Meditation can be a short-cut to relaxation, resulting in significant health benefits. When you’re calm and relaxed, you look better, too – no furrow-lines or frowns. Research shows that this technique, when practised regularly, can help keep at bay a wide range of complaints, from headaches to asthma, eczema, PMS, hypertension – even heart attacks. The physical effects of meditation are a significant reduction in the metabolic rate, the heart rate and in breathing speed, while circulation improves and muscle tension disappears. Stress ebbs away, leaving us better able to cope with forthcoming activities.

The idea of meditation is to clear the mind – at least temporarily – of extraneous thoughts which sap our energy, by focusing on just a single thought. That’s why we suggest learning to meditate during your ‘spa retreat’ weekend, a time which should be free from interruptions and when you should be quite relaxed in any case.

After only a few minutes, practised meditators can feel more clear-headed and rested. To the novice, however, even attempting to meditate can be stressful. Just as you’re trying to empty your mind, it seems to fill instantly with ‘To Do’ lists. Or your limbs develop Lotus-position-ache. So here is the experts’ advice on how to maximise the benefits of meditation, while avoiding the pitfalls.

  • Choose a quiet spot where you won’t be interrupted. Insist, like Greta Garbo, that friends/partners/family leave you alone.
  • Don’t eat or drink for half an hour beforehand. Don’t meditate before a meal, either; hunger pangs will put you off.
  • Turn down the lights or draw the curtains/blinds.
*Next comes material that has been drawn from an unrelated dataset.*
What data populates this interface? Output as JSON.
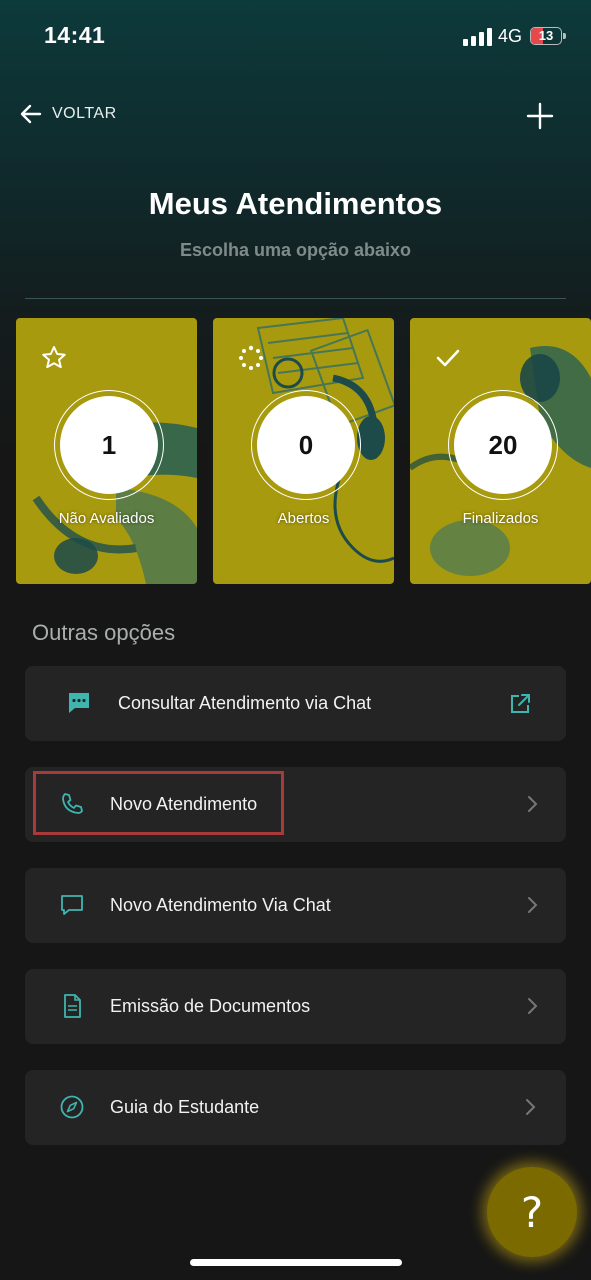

  • Sit comfortably in an upright position, with your hands resting in your lap. Creaky knees or a painful back will make you fidget. If you still aren’t comfortable, lie down – although most meditation teachers prefer the seated position, to avert the danger of over-relaxation (i.e. nodding off). The idea is to remain calm but alert.
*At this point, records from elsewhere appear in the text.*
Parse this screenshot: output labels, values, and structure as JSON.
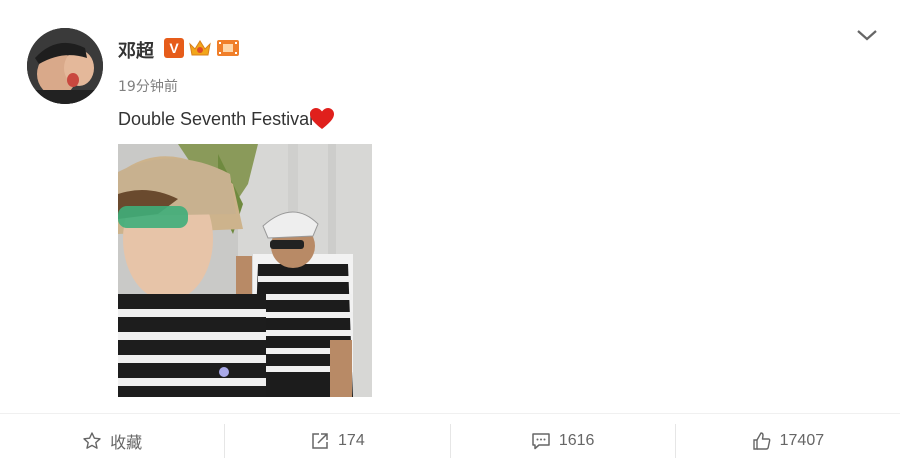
{
  "post": {
    "username": "邓超",
    "time": "19分钟前",
    "text": "Double Seventh Festival",
    "badges": {
      "verified_label": "V",
      "icons": [
        "crown-badge-icon",
        "film-badge-icon"
      ]
    },
    "emoji": "red-heart-icon"
  },
  "actions": {
    "favorite_label": "收藏",
    "repost_count": "174",
    "comment_count": "1616",
    "like_count": "17407"
  },
  "colors": {
    "verified": "#e65c1a",
    "heart": "#e0201c",
    "text": "#333333",
    "muted": "#808080"
  }
}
  • Imagine every part of your body relaxing: start with your scalp, moving down the body, and feel the tension ebb away from your jaw, neck, shoulders, arms, fingers, stomach, legs, feet and toes.
  • Prevent stimulating ideas or niggling problems entering your mind by concentrating on one neutral or calmly pleasing thought: the colour blue, a cloudless horizon, a mountain vista.
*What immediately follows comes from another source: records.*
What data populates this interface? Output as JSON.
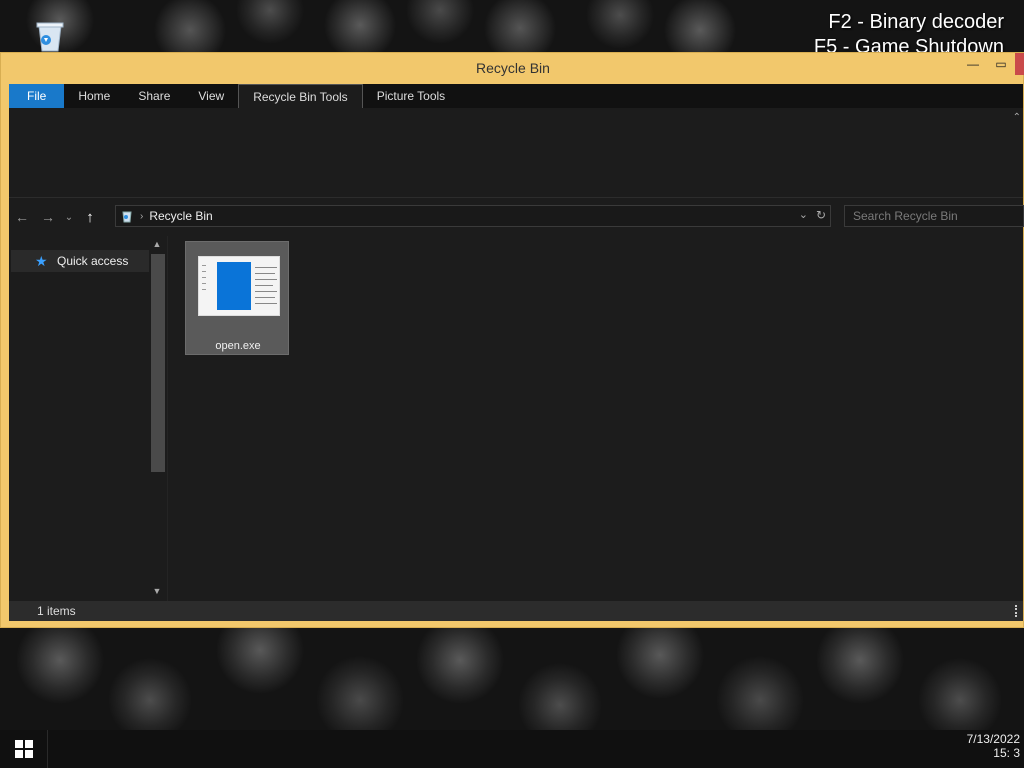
{
  "overlay": {
    "line1": "F2 - Binary decoder",
    "line2": "F5 - Game Shutdown"
  },
  "window": {
    "title": "Recycle Bin",
    "controls": {
      "minimize": "—",
      "maximize": "▭"
    }
  },
  "ribbon": {
    "tabs": [
      {
        "label": "File"
      },
      {
        "label": "Home"
      },
      {
        "label": "Share"
      },
      {
        "label": "View"
      },
      {
        "label": "Recycle Bin Tools"
      },
      {
        "label": "Picture Tools"
      }
    ],
    "collapse_glyph": "⌃"
  },
  "navbar": {
    "back_glyph": "←",
    "forward_glyph": "→",
    "recent_glyph": "⌄",
    "up_glyph": "↑",
    "path_separator": "›",
    "path": "Recycle Bin",
    "dropdown_glyph": "⌄",
    "refresh_glyph": "↻",
    "search_placeholder": "Search Recycle Bin"
  },
  "navpane": {
    "quick_access": "Quick access",
    "star_glyph": "★",
    "scroll_up_glyph": "▲",
    "scroll_down_glyph": "▼"
  },
  "files": [
    {
      "name": "open.exe"
    }
  ],
  "status": {
    "item_count": "1 items"
  },
  "taskbar": {
    "date": "7/13/2022",
    "time": "15: 3"
  },
  "colors": {
    "window_frame": "#f2c86c",
    "file_tab": "#1979ca",
    "quick_access_star": "#3aa0ff",
    "thumb_accent": "#0a74d8"
  }
}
  • Let breathing settle into a natural rhythm. Don’t try to change the pattern. One highly effective meditation technique is to focus on breathing itself: feel the air as it enters your nostrils, moving down to fill the lungs completely, then slowly exhale. Breathe from the abdomen, not the chest; feel your tummy swell as you inhale. Count slowly as you breathe in and out, taking as long to expel each breath – fully – as you did to inhale.
  • Whenever a distracting thought breaks in, simply acknowledge it and let it go. American meditation master Ram Dass advises transforming each thought into a cloud and watching it float away in your mind’s eye.
  • When you’ve finished, slowly open your eyes, stretch and wait a minute or two before standing up, to avoid dizziness.
  • Start small – two to five minutes, then ten, then as long as you want or can carve out of your schedule. To begin with, establish a regular time each day for meditation. When you become practised you can meditate almost anywhere: on the train, at your desk.
  • There is no right way or wrong way to meditate. What works for you is the right way. Some experts believe that repeating a phrase (or ‘mantra’) time and again can lull the mind into a state of meditative bliss. Meditation author Lawrence LeShan suggests looking up two names in a phone book, at random, and combining the first syllable of each to create your own mantra.